BookmarkSubscribeRSS Feed
🔒 This topic is solved and locked. Need further help from the community? Please sign in and ask a new question.
karora1
Fluorite | Level 6

I've been working with proc expand do some simple backward 7 day moving averages and sums. However, I was doing some verifications on my data and i seem to be off in the sum of my original variable in output file and correspondingly the sum and averages.
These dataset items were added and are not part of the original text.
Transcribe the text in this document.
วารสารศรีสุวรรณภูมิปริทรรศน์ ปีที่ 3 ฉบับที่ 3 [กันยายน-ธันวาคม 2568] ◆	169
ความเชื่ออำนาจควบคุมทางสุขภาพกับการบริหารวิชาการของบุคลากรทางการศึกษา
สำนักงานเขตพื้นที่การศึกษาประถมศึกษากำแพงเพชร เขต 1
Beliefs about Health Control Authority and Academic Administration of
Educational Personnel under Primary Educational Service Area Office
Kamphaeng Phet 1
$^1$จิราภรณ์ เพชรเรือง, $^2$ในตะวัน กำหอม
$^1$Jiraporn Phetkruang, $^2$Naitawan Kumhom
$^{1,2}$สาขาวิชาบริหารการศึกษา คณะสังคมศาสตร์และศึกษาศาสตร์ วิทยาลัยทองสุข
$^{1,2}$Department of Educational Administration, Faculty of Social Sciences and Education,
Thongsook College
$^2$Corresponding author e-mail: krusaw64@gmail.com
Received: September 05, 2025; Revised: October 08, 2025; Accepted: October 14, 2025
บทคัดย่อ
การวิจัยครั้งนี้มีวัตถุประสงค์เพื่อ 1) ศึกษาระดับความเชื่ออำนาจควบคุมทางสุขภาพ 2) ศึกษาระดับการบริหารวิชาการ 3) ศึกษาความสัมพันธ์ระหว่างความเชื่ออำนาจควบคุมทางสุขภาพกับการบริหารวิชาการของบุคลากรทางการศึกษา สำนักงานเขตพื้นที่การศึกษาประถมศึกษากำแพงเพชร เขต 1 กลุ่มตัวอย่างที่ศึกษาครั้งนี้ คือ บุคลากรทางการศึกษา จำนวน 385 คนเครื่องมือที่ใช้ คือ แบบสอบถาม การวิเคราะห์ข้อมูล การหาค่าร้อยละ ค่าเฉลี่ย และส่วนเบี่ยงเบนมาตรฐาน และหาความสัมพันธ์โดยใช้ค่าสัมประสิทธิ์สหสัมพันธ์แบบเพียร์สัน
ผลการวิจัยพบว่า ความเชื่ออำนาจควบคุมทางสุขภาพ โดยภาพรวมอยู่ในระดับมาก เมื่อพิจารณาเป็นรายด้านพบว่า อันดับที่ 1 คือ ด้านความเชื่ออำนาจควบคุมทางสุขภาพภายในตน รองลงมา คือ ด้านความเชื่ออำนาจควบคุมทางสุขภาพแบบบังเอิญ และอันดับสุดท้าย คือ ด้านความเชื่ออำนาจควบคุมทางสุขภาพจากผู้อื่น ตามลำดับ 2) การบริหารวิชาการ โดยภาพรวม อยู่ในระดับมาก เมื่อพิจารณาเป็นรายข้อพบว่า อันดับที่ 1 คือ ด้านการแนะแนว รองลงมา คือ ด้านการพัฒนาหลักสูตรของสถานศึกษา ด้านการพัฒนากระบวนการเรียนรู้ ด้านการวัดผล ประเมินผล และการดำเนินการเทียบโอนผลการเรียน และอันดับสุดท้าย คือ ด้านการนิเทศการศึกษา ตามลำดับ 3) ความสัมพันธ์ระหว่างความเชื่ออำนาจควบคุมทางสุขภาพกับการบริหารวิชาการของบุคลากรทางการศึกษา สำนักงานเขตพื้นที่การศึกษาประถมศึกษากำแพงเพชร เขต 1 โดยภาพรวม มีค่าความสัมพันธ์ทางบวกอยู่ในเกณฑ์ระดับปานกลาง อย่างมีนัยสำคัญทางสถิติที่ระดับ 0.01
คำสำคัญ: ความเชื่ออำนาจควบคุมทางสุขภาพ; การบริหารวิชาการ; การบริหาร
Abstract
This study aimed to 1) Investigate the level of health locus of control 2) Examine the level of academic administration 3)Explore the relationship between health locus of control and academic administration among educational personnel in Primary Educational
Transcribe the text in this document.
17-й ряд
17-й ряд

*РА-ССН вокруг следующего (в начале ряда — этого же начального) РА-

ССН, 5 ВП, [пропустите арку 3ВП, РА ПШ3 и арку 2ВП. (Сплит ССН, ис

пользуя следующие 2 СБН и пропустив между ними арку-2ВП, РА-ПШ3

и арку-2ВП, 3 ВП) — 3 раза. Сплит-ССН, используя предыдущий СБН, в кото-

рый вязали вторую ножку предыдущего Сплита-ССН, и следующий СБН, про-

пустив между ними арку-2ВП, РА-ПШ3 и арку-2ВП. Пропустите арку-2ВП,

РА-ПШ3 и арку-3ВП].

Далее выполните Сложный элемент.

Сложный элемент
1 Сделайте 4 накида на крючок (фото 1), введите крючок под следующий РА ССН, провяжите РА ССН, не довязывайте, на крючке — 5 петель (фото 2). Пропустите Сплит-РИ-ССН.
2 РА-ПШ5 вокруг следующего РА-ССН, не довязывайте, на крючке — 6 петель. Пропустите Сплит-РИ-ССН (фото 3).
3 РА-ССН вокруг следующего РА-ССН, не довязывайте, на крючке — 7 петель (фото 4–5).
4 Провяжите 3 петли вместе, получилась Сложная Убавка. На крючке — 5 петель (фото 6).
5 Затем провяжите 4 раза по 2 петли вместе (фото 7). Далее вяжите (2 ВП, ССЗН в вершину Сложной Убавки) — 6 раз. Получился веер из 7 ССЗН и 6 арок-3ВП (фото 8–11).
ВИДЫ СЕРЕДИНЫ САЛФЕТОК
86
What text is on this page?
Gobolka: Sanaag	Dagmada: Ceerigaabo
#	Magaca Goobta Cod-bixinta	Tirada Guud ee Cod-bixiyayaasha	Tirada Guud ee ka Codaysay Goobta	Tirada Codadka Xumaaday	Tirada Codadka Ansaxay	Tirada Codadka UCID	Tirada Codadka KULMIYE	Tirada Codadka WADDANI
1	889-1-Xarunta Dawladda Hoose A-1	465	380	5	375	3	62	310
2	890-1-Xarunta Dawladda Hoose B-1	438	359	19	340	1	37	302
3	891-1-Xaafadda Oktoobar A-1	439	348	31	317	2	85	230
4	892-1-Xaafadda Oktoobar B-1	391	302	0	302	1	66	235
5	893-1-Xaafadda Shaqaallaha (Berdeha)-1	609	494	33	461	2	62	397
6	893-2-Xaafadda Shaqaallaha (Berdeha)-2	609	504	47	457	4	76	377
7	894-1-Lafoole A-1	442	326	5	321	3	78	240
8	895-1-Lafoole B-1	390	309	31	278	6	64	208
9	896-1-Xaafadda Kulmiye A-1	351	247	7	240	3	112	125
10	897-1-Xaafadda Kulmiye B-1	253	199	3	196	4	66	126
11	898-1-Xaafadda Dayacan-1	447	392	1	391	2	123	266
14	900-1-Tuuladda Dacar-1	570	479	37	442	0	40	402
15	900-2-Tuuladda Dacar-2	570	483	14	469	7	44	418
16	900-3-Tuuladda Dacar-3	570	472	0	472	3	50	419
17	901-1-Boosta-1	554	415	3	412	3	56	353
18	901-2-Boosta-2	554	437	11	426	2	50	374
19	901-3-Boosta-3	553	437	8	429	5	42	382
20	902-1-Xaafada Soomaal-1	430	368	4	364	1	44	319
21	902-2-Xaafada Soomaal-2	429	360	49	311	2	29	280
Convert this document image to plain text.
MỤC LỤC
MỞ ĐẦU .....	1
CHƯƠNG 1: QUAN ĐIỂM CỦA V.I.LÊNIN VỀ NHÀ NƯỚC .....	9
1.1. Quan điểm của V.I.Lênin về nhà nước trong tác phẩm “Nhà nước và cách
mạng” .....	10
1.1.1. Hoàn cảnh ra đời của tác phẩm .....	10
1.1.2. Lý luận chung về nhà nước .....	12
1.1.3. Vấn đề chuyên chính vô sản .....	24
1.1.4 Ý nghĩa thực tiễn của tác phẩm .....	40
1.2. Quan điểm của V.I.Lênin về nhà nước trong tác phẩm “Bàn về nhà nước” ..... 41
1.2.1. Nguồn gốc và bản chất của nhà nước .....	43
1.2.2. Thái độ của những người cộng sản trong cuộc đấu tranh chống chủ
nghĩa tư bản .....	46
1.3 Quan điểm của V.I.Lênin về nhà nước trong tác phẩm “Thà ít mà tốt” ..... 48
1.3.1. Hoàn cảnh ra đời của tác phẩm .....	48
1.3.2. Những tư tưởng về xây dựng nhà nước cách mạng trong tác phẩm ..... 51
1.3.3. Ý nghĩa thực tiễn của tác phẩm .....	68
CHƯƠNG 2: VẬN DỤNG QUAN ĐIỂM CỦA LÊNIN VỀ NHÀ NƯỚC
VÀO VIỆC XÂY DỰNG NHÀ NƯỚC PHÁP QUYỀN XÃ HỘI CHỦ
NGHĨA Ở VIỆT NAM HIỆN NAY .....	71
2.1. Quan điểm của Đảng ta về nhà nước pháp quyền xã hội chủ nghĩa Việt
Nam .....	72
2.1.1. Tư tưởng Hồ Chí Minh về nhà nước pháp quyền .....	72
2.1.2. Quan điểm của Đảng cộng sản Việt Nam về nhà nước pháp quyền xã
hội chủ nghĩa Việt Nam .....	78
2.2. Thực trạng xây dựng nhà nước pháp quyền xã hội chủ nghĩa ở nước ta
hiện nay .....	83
I have exported the file right before the proc expand and seem to be correct but after the expand procedure the count is off by a few. I am clearly missing something but can't figure it out. The additional counts all seem to be right when there should be a blank (no data) and right before a count of 1 in the next day of data. However there are other cases where this happens and the increase does not happen. If i run the same code by a different geographic By variable, the counts line up. I tried to address the missing days by using the transformin = (setmiss 0) so I thought I was okay.  Any suggestions are greatly appreciated.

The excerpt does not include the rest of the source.